The ectoderm contributes to the formation of many parts of the body, including the skin, sweat glands, hair, teeth, and nails. During embryonic development, these and/or other parts of the baby’s body, including the lens of the eye, parts of the inner ear, the fingers and toes, or nerves, among others, may fail to develop normally.
My family is affected by the AEC Syndrome, formerly called Hay Wells Syndrome. AEC syndrome is short for anklyloblepharon-ectodermal dysplasia-cleft lip and palate syndrome. It is one of several ectodermal dysplasia (ED) syndromes that affect ectoderm as well as structures that do not derive from the ectoderm. While this particular syndrome is extremely rare, there are six cases in my family. My sister, Denyse, and I are both affected, as are our children: Dyllan, Danielle, Delores (Denyse’s kids), and Mister (my son).
Delores at birth. She had a bilateral (both sides) cleft lip and cleft palette.
Danielle, Me, Denyse, and Dyllan in 2003. Obviously, Denyse and I are bald. Dyllan had a cleft lip and palete, which has been repaired.
Delores in 2007. You can see her scalp erosions and cleft lip repair.
Mister in June 2008. You can see the scalp erosions in this picture.
Delores trying to hold Mister. She was 2 in the picture, he was about 7 months. She only outweighed him by a pound and a half.
Delores and Mister at his first birthday party. As you can see, they are buddies. Many kids affected by the Ectodermal Dysplasias struggle with Failure to Gain Weight. Delores is one of them. At two and a half, she is now a whopping 22 pounds 14 ounces. Mister, who just turned one, is 21 pounds 2 ounces.
A couple of years ago, Dyllan, Danielle, Delores, and I were featured in a publication that is aimed at helping kids with ED be adopted when placed in orphanages due to their anomolies. Aren’t we cute?
(—please note, because the publication was distributed internationally, the spelling of Displasia appears different–)
Being affected by a rare disorder is challenging. Fortunately, we have the NFED. The National Foundation for Ectodermal Dysplasias is the authoritative resource for information on the ectodermal dysplasia syndromes. My family has been involved with the NFED since its inception in 1981, as we were among the few families that attended the very first family conference.
The NFED exists to help meet the needs of affected individuals and their families, and to help us find ways to lead a more normal life. What does that really look like?
The Treatment Assistance Program: the NFED provides financial assistance to families for their dental care, wigs, air conditioners, cooling vests or other medical care associated with ED.

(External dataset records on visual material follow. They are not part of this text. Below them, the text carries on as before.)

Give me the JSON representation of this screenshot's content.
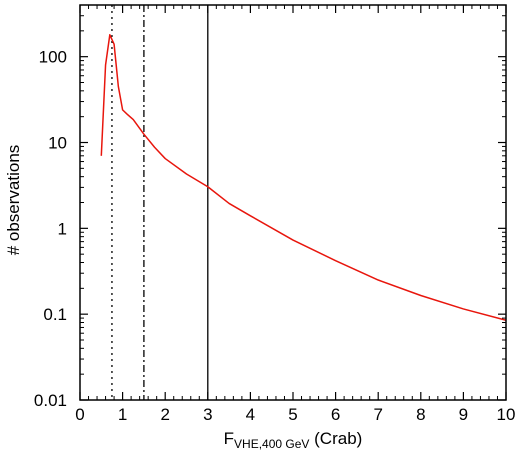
{
  "chart_data": {
    "type": "line",
    "title": "",
    "xlabel": {
      "main": "F",
      "sub": "VHE,400 GeV",
      "unit": " (Crab)"
    },
    "ylabel": "# observations",
    "xlim": [
      0,
      10
    ],
    "ylim": [
      0.01,
      400
    ],
    "y_scale": "log",
    "grid": false,
    "legend": "none",
    "x_ticks": [
      0,
      1,
      2,
      3,
      4,
      5,
      6,
      7,
      8,
      9,
      10
    ],
    "x_tick_labels": [
      "0",
      "1",
      "2",
      "3",
      "4",
      "5",
      "6",
      "7",
      "8",
      "9",
      "10"
    ],
    "y_ticks": [
      0.01,
      0.1,
      1,
      10,
      100
    ],
    "y_tick_labels": [
      "0.01",
      "0.1",
      "1",
      "10",
      "100"
    ],
    "series": [
      {
        "color": "#e8160d",
        "x": [
          0.5,
          0.6,
          0.7,
          0.8,
          0.9,
          1.0,
          1.1,
          1.25,
          1.5,
          1.75,
          2.0,
          2.5,
          3.0,
          3.5,
          4.0,
          5.0,
          6.0,
          7.0,
          8.0,
          9.0,
          10.0
        ],
        "y": [
          7.0,
          80,
          180,
          140,
          45,
          24,
          21.5,
          18.5,
          12.5,
          8.8,
          6.5,
          4.3,
          3.05,
          1.95,
          1.4,
          0.73,
          0.42,
          0.25,
          0.165,
          0.115,
          0.085
        ]
      }
    ],
    "vlines": [
      {
        "x": 0.75,
        "style": "dotted"
      },
      {
        "x": 1.5,
        "style": "dashdot"
      },
      {
        "x": 3.0,
        "style": "solid"
      }
    ]
  }
}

The Research Program: the NFED has funded nearly $1 Million in research. In fact, the research that the NFED has helped fund is responsible for isolating the gene that causes the Hay Wells Syndrome (p63) as well as determining the cause of skin erosions in affected individuals. These breakthroughs offer hope for even more effective skin management!
Through the Annual Family Conference, the NFED gives affected individuals an opportunity to meet and network with other affected individuals as well as learn more about the disorder.
The NFED also has a newsletter, called the EDucator, which provides families with current information on research break throughs, treatment breakthroughs, and the like.
In addition to all of this, the NFED also has a scholarship program for affected individuals, to help them pursue college and/or career training. I personally received a scholarship from the NFED that helped me get through nursing school.
Because the NFED has been a part of my life for most of my life, they truly are like family!